The California Army National Guard has been sending Chinook and Black Hawk helicopters out in Fresno County since the fire first broke out. While crews were able to rescue dozens of families camping in the Mammoth Pool area over the weekend, accessing rugged backcountry trails has been a much more delicate operation.
“The air crews have made several attempts both during the day and also at night to get into those individuals that are in need of being rescued,” said Col. David Hall. Officials had put out word to stranded hikers to shelter together in specific areas. “All of them are very, very difficult to get to.”
The smoke greatly reduced visibility in the area and crews had to call off their search late Monday night.
But rescue flights began again Tuesday in the predawn darkness and made several successful airlifts.
Joe Ebright and his two teenaged sons were among the people rescued.
“It’s been so hard,” said his wife Lisa Ebright. “Waiting for them, seeing the planes come and no one comes out, we’re not hearing from them. I’m so happy. I know I’m crying but they’re happy tears.”

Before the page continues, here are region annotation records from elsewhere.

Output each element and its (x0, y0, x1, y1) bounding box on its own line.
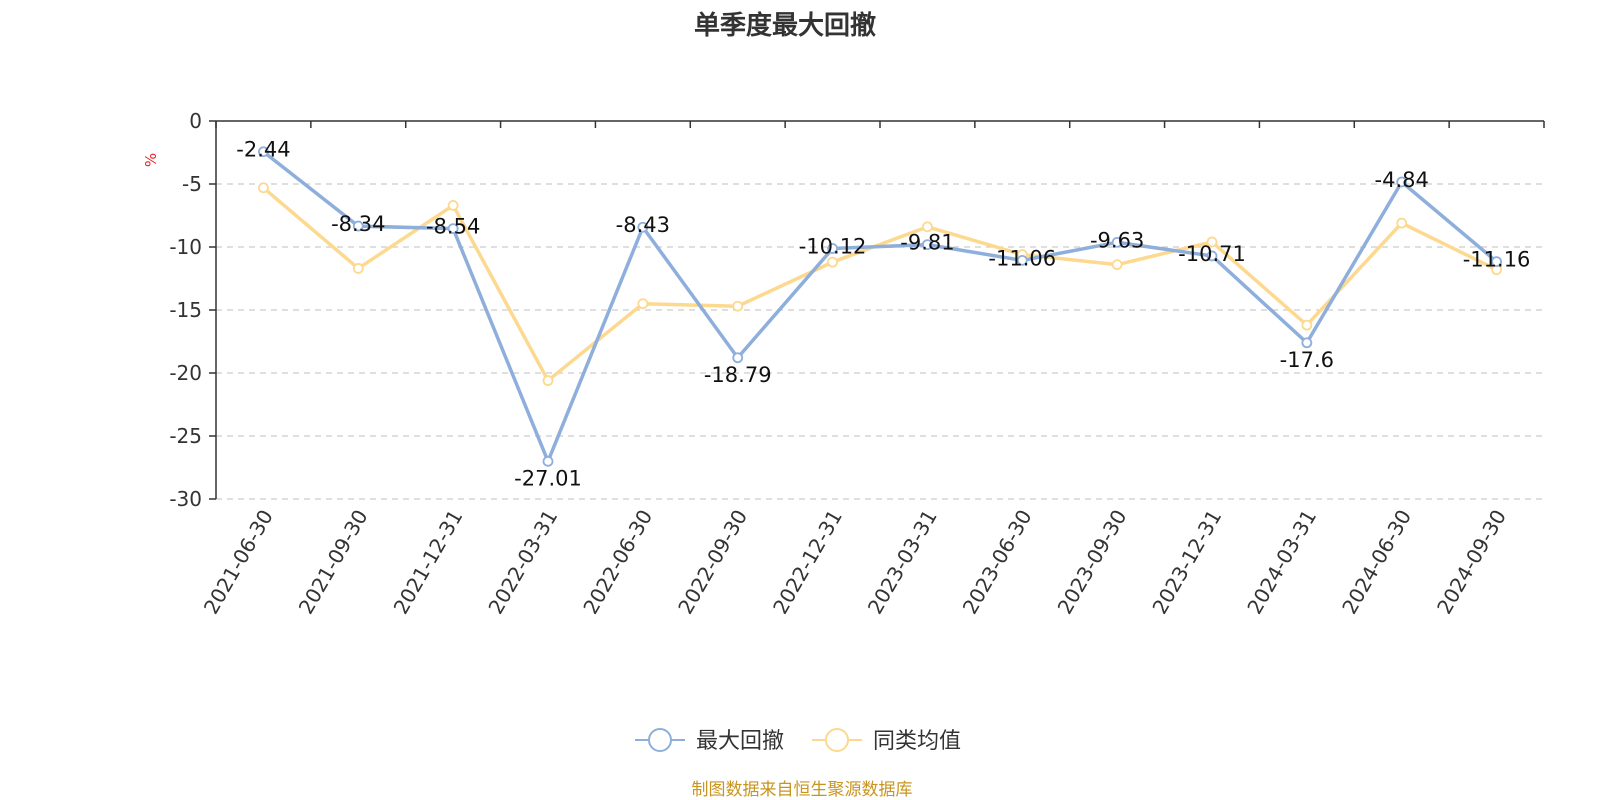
data-point (637, 221, 649, 233)
data-point (1491, 256, 1502, 268)
data-point (827, 243, 838, 254)
data-label: -11.16 (1463, 248, 1531, 272)
data-point (1206, 236, 1218, 248)
legend-label: 同类均值 (873, 729, 961, 754)
data-label: -10.12 (799, 235, 867, 259)
x-tick-label: 2021-09-30 (294, 506, 373, 619)
x-tick-label: 2024-06-30 (1337, 506, 1416, 619)
source-note: 制图数据来自恒生聚源数据库 (692, 780, 913, 800)
data-point (827, 256, 838, 268)
legend: 最大回撤 同类均值 (635, 728, 961, 754)
y-tick-label: -25 (169, 424, 202, 448)
chart-title: 单季度最大回撤 (694, 10, 876, 41)
y-tick-label: -20 (169, 361, 202, 385)
data-point (1396, 176, 1408, 188)
series-group (258, 146, 1502, 467)
axes (209, 120, 1545, 500)
data-point (1396, 217, 1408, 229)
x-tick-label: 2023-09-30 (1053, 506, 1132, 619)
data-point (258, 146, 269, 158)
data-label: -8.43 (616, 213, 670, 237)
data-point (1206, 250, 1218, 262)
y-axis-unit: % (142, 153, 160, 167)
data-label: -10.71 (1178, 242, 1246, 266)
data-point (542, 375, 554, 386)
data-point (352, 263, 364, 274)
x-tick-label: 2021-06-30 (199, 506, 278, 619)
legend-marker (648, 728, 672, 752)
data-label: -27.01 (514, 466, 582, 490)
data-point (542, 455, 554, 467)
x-tick-label: 2022-09-30 (673, 506, 752, 619)
data-label: -8.34 (331, 212, 385, 236)
data-point (637, 298, 649, 310)
x-tick-label: 2021-12-31 (389, 506, 468, 619)
x-tick-label: 2022-06-30 (578, 506, 657, 619)
x-tick-label: 2023-06-30 (958, 506, 1037, 619)
x-tick-label: 2023-12-31 (1147, 506, 1226, 619)
data-label: -9.63 (1090, 228, 1144, 252)
data-point (1016, 254, 1028, 266)
data-label: -4.84 (1375, 168, 1429, 192)
y-tick-label: -15 (169, 298, 202, 322)
y-tick-labels: 0 -5 -10 -15 -20 -25 -30 (169, 109, 202, 511)
x-tick-label: 2022-03-31 (483, 506, 562, 619)
x-tick-label: 2024-09-30 (1432, 506, 1511, 619)
x-tick-label: 2022-12-31 (768, 506, 847, 619)
data-point (732, 352, 744, 364)
data-point (1301, 337, 1313, 349)
data-point (447, 223, 459, 235)
legend-label: 最大回撤 (696, 729, 784, 754)
y-tick-label: -5 (182, 172, 202, 196)
data-point (922, 221, 933, 233)
data-point (1301, 319, 1313, 331)
data-label: -18.79 (704, 363, 772, 387)
y-tick-label: 0 (189, 109, 202, 133)
y-tick-label: -10 (169, 235, 202, 259)
x-tick-label: 2023-03-31 (863, 506, 942, 619)
data-label: -8.54 (426, 215, 480, 239)
data-label: -17.6 (1280, 348, 1334, 372)
data-point (447, 200, 459, 211)
data-point (1111, 236, 1123, 248)
data-point (258, 182, 269, 194)
data-label: -9.81 (900, 231, 954, 255)
data-point (352, 220, 364, 232)
data-labels: -2.44 -8.34 -8.54 -27.01 -8.43 -18.79 -10.12 -9… (236, 138, 1530, 491)
data-point (1111, 259, 1123, 271)
x-tick-label: 2024-03-31 (1242, 506, 1321, 619)
x-tick-labels: 2021-06-30 2021-09-30 2021-12-31 2022-03-31… (199, 506, 1511, 619)
series-line (262, 186, 1498, 383)
data-point (922, 239, 933, 251)
y-tick-label: -30 (169, 487, 202, 511)
data-label: -11.06 (988, 246, 1056, 270)
legend-marker (825, 728, 849, 752)
data-label: -2.44 (236, 138, 290, 162)
data-point (732, 300, 744, 312)
series-line (262, 150, 1498, 464)
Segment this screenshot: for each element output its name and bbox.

Officials say they do not know exactly how many people may have been on the trails when the fire erupted. The John Muir Trail and Pacific Crest Trail both run through the affected areas and are popular with adventurers who may go off the grid for weeks at a time.
One solace to people waiting to hear from their loved ones is that there are safe places in the area to shelter, including the Vermilion Valley Resort where dozens of evacuees gathered Monday.
“They’re safe for now and we’re just hoping that it stays that way and they’re able to get home safely,” said Lindy Budd Monday night. Her 19-year-old brother Riley was among the names of evacuees waiting at the resort.
Officials say they will keep searching as long as there are still reports of people in the area.